SelectStament767
SelectStament767

Reputation: 45

AWS EC2 Instance Hacked

One of my EC2 instances was hacked a few days ago.

I tried logging in via SSH to the server, but I couldn't connect. I am the only one with access to the private key, and I keep it in a safe place.

Luckily, I had a backup of everything and was able to move the web app to a new instance quite fast.

My concern right now is that I don't know how my instance was hacked in the first place.

Why can't I log in via SSH using my private key? I would assume that the private key stored on the server can't be (easily) deleted.

Is there a way I can find out how the hacker gained access to the instance? Perhaps a log file that would point me in the right direction.

Should I attach the EBS volume in question to a new instance and see what's on it or what are my options in this case?

Right now, it seems I have to access at all to the hacked instance.

Thank you!

Upvotes: 0

Views: 3786

Answers (3)

John Rotenstein
John Rotenstein

Reputation: 269826

The fact that you are unable to login to the machine does not mean that it has been "hacked". It could be due to a configuration change on the instance, or the instance might have changed IP address after a stop/start.

Do a search on StackOverflow for standard solutions to problems connecting to an instance and see if you can connect (eg recheck IP address, check security group, turn on ssh -v debugging, check network connectivity & VPC settings, view Get System Log, etc).

Worst case, yes, you could:

  • Stop the instance
  • Detach the EBS volume
  • Attach the EBS volume to another EC2 instance
  • Access the content of the EBS volume

Upvotes: 0

Karen B
Karen B

Reputation: 2761

@Krishna Kumar R is correct about the hacker probably changing the ssh keys.

Next steps:

Security concerns (do these now!):

  1. Stop the instance, but don't terminate yet

  2. Revoke/expire any sensitive credentials that were stored on the instance, including passwords and keys for other sites and services.
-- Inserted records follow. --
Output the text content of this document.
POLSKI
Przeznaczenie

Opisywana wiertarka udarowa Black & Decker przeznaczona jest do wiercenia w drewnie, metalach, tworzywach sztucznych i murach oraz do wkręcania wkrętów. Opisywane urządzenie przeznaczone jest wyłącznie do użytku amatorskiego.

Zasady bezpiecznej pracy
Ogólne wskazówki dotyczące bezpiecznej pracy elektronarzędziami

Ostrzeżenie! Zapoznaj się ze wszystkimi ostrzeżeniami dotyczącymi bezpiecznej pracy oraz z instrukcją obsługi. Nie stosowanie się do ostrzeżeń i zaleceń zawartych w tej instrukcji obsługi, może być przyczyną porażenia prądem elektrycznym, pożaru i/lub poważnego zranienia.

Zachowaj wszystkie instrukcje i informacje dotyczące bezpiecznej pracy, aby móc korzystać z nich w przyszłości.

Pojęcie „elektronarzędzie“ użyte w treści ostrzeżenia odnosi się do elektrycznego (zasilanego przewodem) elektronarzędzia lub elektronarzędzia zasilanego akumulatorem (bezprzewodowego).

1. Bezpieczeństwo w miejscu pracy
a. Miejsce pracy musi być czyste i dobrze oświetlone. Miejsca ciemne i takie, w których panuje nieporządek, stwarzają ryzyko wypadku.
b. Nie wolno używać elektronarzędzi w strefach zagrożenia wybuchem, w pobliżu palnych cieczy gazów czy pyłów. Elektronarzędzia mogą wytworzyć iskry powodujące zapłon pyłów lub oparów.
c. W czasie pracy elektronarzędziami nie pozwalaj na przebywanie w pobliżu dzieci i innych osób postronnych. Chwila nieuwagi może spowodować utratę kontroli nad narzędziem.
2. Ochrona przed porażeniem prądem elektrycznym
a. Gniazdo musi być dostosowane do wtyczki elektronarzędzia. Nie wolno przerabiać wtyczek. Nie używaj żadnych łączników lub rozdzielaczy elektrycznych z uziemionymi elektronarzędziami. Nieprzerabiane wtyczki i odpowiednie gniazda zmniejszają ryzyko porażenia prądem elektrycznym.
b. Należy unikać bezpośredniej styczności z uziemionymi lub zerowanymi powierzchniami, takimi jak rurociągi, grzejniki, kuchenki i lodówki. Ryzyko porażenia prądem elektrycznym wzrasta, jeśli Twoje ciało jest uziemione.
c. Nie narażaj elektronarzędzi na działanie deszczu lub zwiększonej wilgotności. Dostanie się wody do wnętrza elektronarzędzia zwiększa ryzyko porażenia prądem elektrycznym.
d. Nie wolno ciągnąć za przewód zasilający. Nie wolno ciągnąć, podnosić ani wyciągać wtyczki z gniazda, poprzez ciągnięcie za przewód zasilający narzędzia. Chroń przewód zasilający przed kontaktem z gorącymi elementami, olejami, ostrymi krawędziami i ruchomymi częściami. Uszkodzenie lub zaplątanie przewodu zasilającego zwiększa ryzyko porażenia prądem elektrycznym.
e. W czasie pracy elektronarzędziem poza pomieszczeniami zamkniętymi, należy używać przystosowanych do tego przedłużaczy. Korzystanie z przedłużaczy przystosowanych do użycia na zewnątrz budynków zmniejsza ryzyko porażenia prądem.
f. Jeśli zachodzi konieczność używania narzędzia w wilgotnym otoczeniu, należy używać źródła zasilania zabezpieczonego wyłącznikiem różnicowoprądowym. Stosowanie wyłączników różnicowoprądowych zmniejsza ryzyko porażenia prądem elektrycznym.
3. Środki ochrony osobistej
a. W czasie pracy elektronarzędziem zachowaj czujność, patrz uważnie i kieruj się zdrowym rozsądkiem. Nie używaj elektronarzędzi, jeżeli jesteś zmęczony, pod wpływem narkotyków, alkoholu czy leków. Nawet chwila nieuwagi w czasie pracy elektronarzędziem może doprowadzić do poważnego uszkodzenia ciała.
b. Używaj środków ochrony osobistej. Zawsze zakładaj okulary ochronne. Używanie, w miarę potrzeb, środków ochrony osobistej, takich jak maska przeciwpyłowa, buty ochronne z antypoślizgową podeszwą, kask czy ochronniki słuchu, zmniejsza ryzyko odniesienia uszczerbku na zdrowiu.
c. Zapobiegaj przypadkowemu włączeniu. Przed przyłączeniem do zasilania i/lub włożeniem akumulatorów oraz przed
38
Everything stored on that instance should be considered compromised.

Post-mortem

  1. Take an EBS snapshot of the instance's root volume (assuming that's where logs are stored)

  2. Make a new volume from the snapshot and attach to a (non-production) instance

  3. Mount and start reading logs. If this is a linux host and you have port 22 open in the firewall, I'd start with /<mount-point>/var/log/auth.log

Upvotes: 1

krishna_mee2004
krishna_mee2004

Reputation: 7366

They might have logged into your machine via password. In ssh config, check the value of: PasswordAuthentication. If it is set to yes, then users can login to the instance remotely via password. Check /var/log/secure for any remote logins. It will show up all logins (password or key based).

If someone logged in as 'root', they can modify the ssh keys.